Ondanks overheidsregelingen en -plannen toont de uitspraak van de secretaris-generaal van de Verenigde Naties Kurt Waldheim aan dat de dreiging van armoede niet is verminderd. Hij zegt: „De meest vernietigende aanklacht tegen onze huidige wereldbeschaving is het voortbestaan van een grimmige, om zich heen grijpende armoede onder twee derde van de wereldbevolking.”
HOE ARMOEDE ZICH VOORDOET
De werkelijke dreiging van armoede treedt echter aan het licht in het leven van de mensen die er dagelijks onder te lijden hebben. Het is moeilijk er een definitie van te geven, aangezien iemand in het ene land „arm” kan zijn en toch, met dezelfde bezittingen, elders als tamelijk welgesteld wordt beschouwd.
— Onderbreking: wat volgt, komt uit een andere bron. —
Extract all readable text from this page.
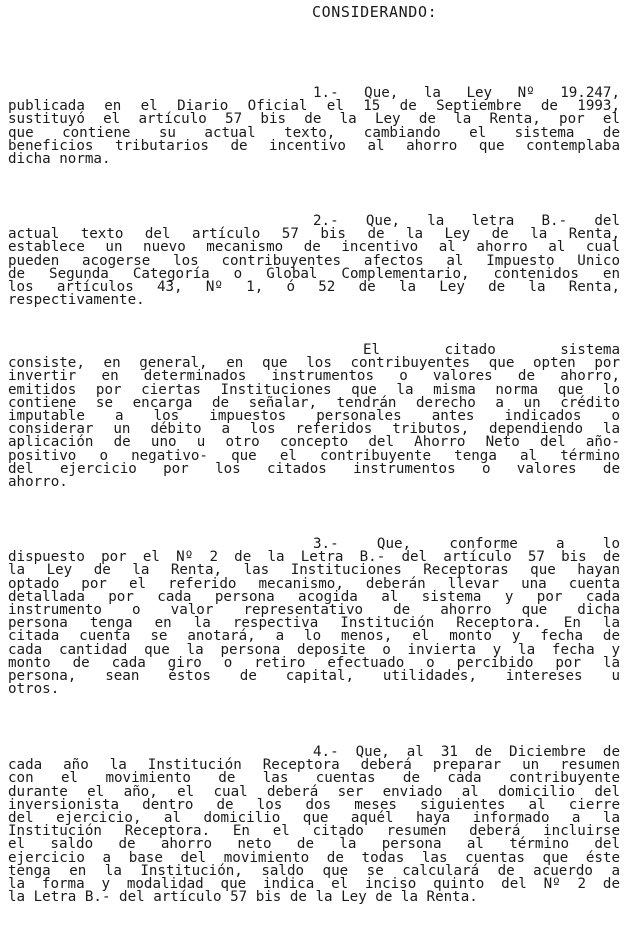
CONSIDERANDO:
1.- Que, la Ley Nº 19.247,
publicada en el Diario Oficial el 15 de Septiembre de 1993,
sustituyó el artículo 57 bis de la Ley de la Renta, por el
que contiene su actual texto, cambiando el sistema de
beneficios tributarios de incentivo al ahorro que contemplaba
dicha norma.
2.- Que, la letra B.- del
actual texto del artículo 57 bis de la Ley de la Renta,
establece un nuevo mecanismo de incentivo al ahorro al cual
pueden acogerse los contribuyentes afectos al Impuesto Unico
de Segunda Categoría o Global Complementario, contenidos en
los artículos 43, Nº 1, ó 52 de la Ley de la Renta,
respectivamente.
El citado sistema
consiste, en general, en que los contribuyentes que opten por
invertir en determinados instrumentos o valores de ahorro,
emitidos por ciertas Instituciones que la misma norma que lo
contiene se encarga de señalar, tendrán derecho a un crédito
imputable a los impuestos personales antes indicados o
considerar un débito a los referidos tributos, dependiendo la
aplicación de uno u otro concepto del Ahorro Neto del año-
positivo o negativo- que el contribuyente tenga al término
del ejercicio por los citados instrumentos o valores de
ahorro.
3.- Que, conforme a lo
dispuesto por el Nº 2 de la Letra B.- del artículo 57 bis de
la Ley de la Renta, las Instituciones Receptoras que hayan
optado por el referido mecanismo, deberán llevar una cuenta
detallada por cada persona acogida al sistema y por cada
instrumento o valor representativo de ahorro que dicha
persona tenga en la respectiva Institución Receptora. En la
citada cuenta se anotará, a lo menos, el monto y fecha de
cada cantidad que la persona deposite o invierta y la fecha y
monto de cada giro o retiro efectuado o percibido por la
persona, sean éstos de capital, utilidades, intereses u
otros.
4.- Que, al 31 de Diciembre de
cada año la Institución Receptora deberá preparar un resumen
con el movimiento de las cuentas de cada contribuyente
durante el año, el cual deberá ser enviado al domicilio del
inversionista dentro de los dos meses siguientes al cierre
del ejercicio, al domicilio que aquél haya informado a la
Institución Receptora. En el citado resumen deberá incluirse
el saldo de ahorro neto de la persona al término del
ejercicio a base del movimiento de todas las cuentas que éste
tenga en la Institución, saldo que se calculará de acuerdo a
la forma y modalidad que indica el inciso quinto del Nº 2 de
la Letra B.- del artículo 57 bis de la Ley de la Renta.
Rondtrekkende arbeiders in Westerse natiën hebben een zwaar leven. In de Verenigde Staten zal een gezin van Mexicaanse Amerikanen bijvoorbeeld de oogsten over het gehele land volgen en in de velden werken naarmate elke oogst rijp wordt. Hoewel zij een lange werkdag hebben en alle leden van het gezin meewerken, verdienen zij over het algemeen nog minder dan een loodgieters-leerling. Sommigen leven zo dicht bij de verhongering, dat één werkdag missen, betekent honger te moeten lijden — de dreiging van armoede is heel werkelijk voor hen.
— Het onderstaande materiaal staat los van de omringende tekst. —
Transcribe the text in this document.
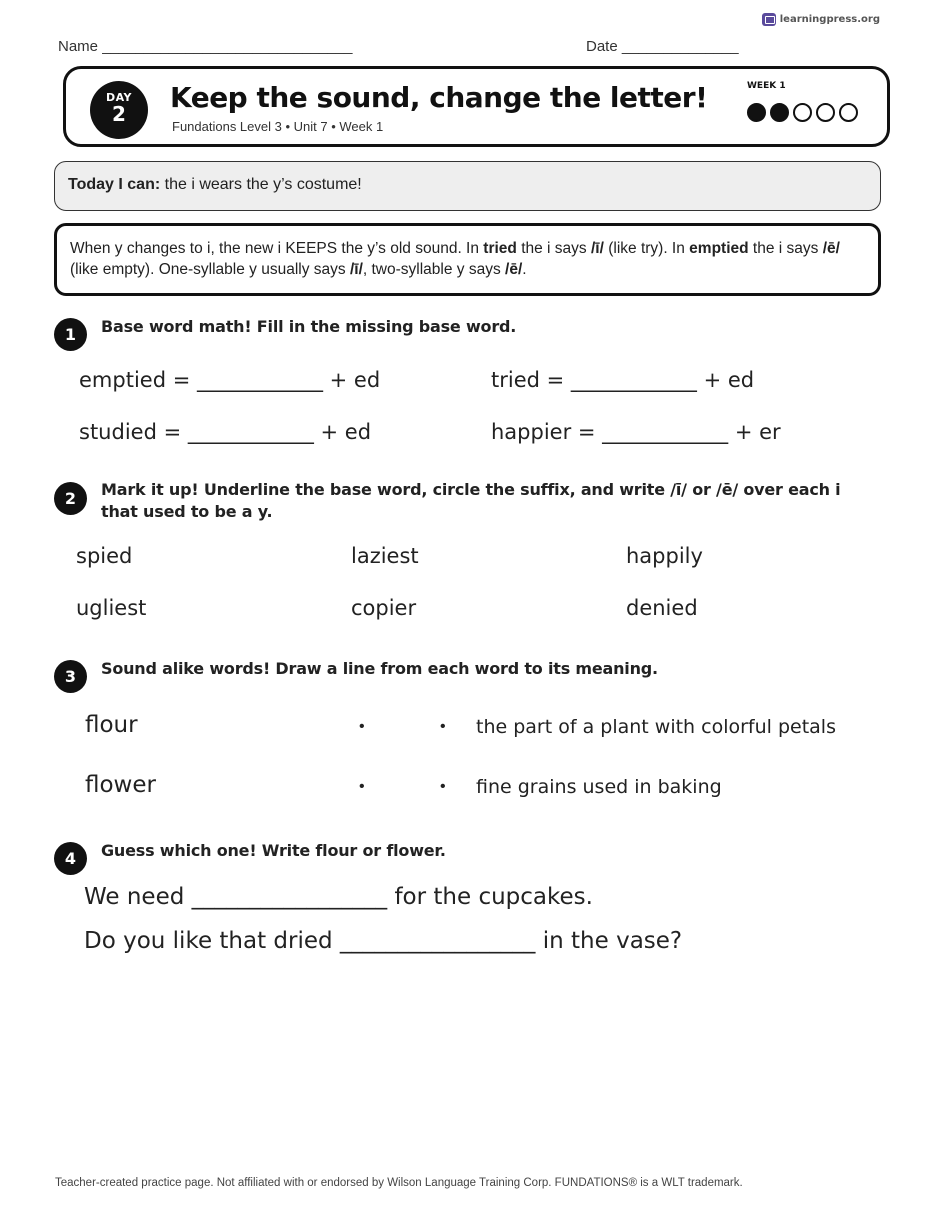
learningpress.org
Name ______________________________	Date ______________
DAY
2	Keep the sound, change the letter!
Fundations Level 3 • Unit 7 • Week 1
WEEK 1
Today I can: the i wears the y’s costume!
When y changes to i, the new i KEEPS the y’s old sound. In tried the i says /ī/ (like try). In emptied the i says /ē/ (like empty). One-syllable y usually says /ī/, two-syllable y says /ē/.
1	Base word math! Fill in the missing base word.
emptied = ____________ + ed	tried = ____________ + ed
studied = ____________ + ed	happier = ____________ + er
2	Mark it up! Underline the base word, circle the suffix, and write /ī/ or /ē/ over each i that used to be a y.
spied	laziest	happily
ugliest	copier	denied
3	Sound alike words! Draw a line from each word to its meaning.
flour	•	• the part of a plant with colorful petals
flower	•	• fine grains used in baking
4	Guess which one! Write flour or flower.
We need _________________ for the cupcakes.
Do you like that dried _________________ in the vase?
Teacher-created practice page. Not affiliated with or endorsed by Wilson Language Training Corp. FUNDATIONS® is a WLT trademark.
Hun tegenhangers in de rijkere gebieden van Europa zijn uit Azië en Afrika en ook uit andere Europese natiën afkomstig. Velen die voor werk naar gebieden trekken waar „voorspoed” heerst, moeten allerlei vuile werkjes opknappen, zoals het schoonhouden van straten en toiletten. Zij „wonen” in rommelig door elkaar staande „huizen” die in elkaar geflanst zijn van karton en oude auto-onderdelen. Er is geen elektriciteit of stromend water.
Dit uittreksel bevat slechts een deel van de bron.